Milano, 14 apr. (AdnKronos) – Ripartire dai territori per “un’analisi veritiera dei nostri errori, di quello che non abbiamo capito in un mondo che è cambiato, dove la destra ha cambiato pelle”. All’assemblea regionale del Partito Democratico a Milano, il segretario reggente del Pd, Maurizio Martina, detta la linea della futura ristrutturazione del partito dopo le elezioni del 4 marzo e sostiene che la Lombardia debba essere “protagonista di questo sforzo di rielaborazione”, che riporti al centro temi come la globalizzazione e il ceto medio.

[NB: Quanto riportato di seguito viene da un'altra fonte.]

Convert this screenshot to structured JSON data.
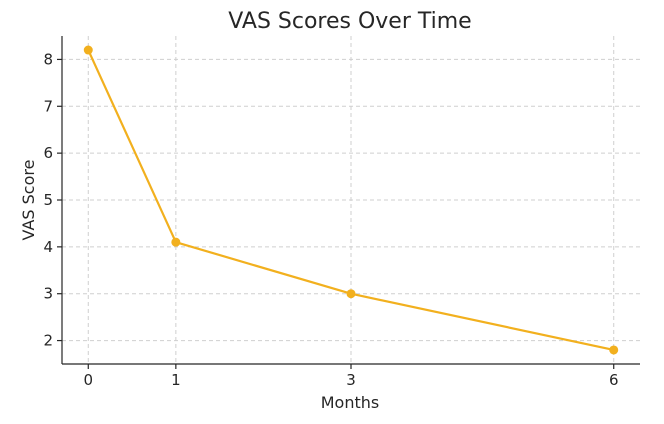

“Queste terre”, afferma, sono importanti perché “sono la frontiera più avanzata del pensiero progressista. In queste zone, anche i vincenti della globalizzazione hanno votato Lega e Cinque stelle. Pure quelli che avevano tutto da perdere dai dazi e dal governismo. Perché? Noi – si spiega Martina – siamo ancora sintonizzati con l’idea che sia l’agenda economica e sociale a spostare gli orientamenti di voto ma non è più così. Questo non spiega tutto”. L’appello è ai circoli locali: “Dateci una mano. Quest’anno ci sono alcune elezioni comunali che saranno cruciali per il partito”.

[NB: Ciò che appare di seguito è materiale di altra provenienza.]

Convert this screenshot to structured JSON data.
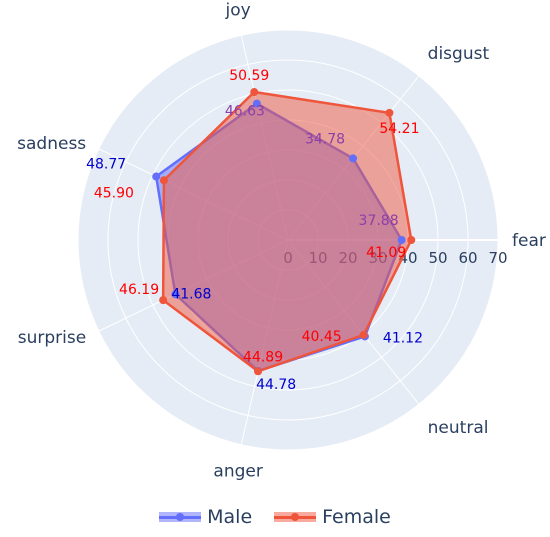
{
  "chart_data": {
    "type": "radar",
    "title": "",
    "categories": [
      "fear",
      "disgust",
      "joy",
      "sadness",
      "surprise",
      "anger",
      "neutral"
    ],
    "radial_range": [
      0,
      70
    ],
    "radial_ticks": [
      "0",
      "10",
      "20",
      "30",
      "40",
      "50",
      "60",
      "70"
    ],
    "series": [
      {
        "name": "Male",
        "values": [
          37.88,
          34.78,
          46.63,
          48.77,
          41.68,
          44.78,
          41.12
        ],
        "labels": [
          "37.88",
          "34.78",
          "46.63",
          "48.77",
          "41.68",
          "44.78",
          "41.12"
        ],
        "color": "#636efa",
        "label_colors": [
          "#8b3fa8",
          "#8b3fa8",
          "#8b3fa8",
          "#0000cc",
          "#0000cc",
          "#0000cc",
          "#0000cc"
        ]
      },
      {
        "name": "Female",
        "values": [
          41.09,
          54.21,
          50.59,
          45.9,
          46.19,
          44.89,
          40.45
        ],
        "labels": [
          "41.09",
          "54.21",
          "50.59",
          "45.90",
          "46.19",
          "44.89",
          "40.45"
        ],
        "color": "#ef553b",
        "label_colors": [
          "#ff0000",
          "#ff0000",
          "#ff0000",
          "#ff0000",
          "#ff0000",
          "#ff0000",
          "#ff0000"
        ]
      }
    ],
    "legend": {
      "position": "bottom-center"
    },
    "grid": true
  }
}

Ai presenti all’assemblea, Martina ha spiegato il senso del rinvio dell’assemblea prevista per il prossimo 21 aprile. “Alcune scelte costano un po’ di fatica. So che c’è un istinto positivo di tanti che aspettano questi momenti, che vogliono partecipare alla discussione, però bisogna anche riconoscere che se decidiamo di gestire così l’agenda è perché sentiamo su di noi la delicatezza di questa fase”.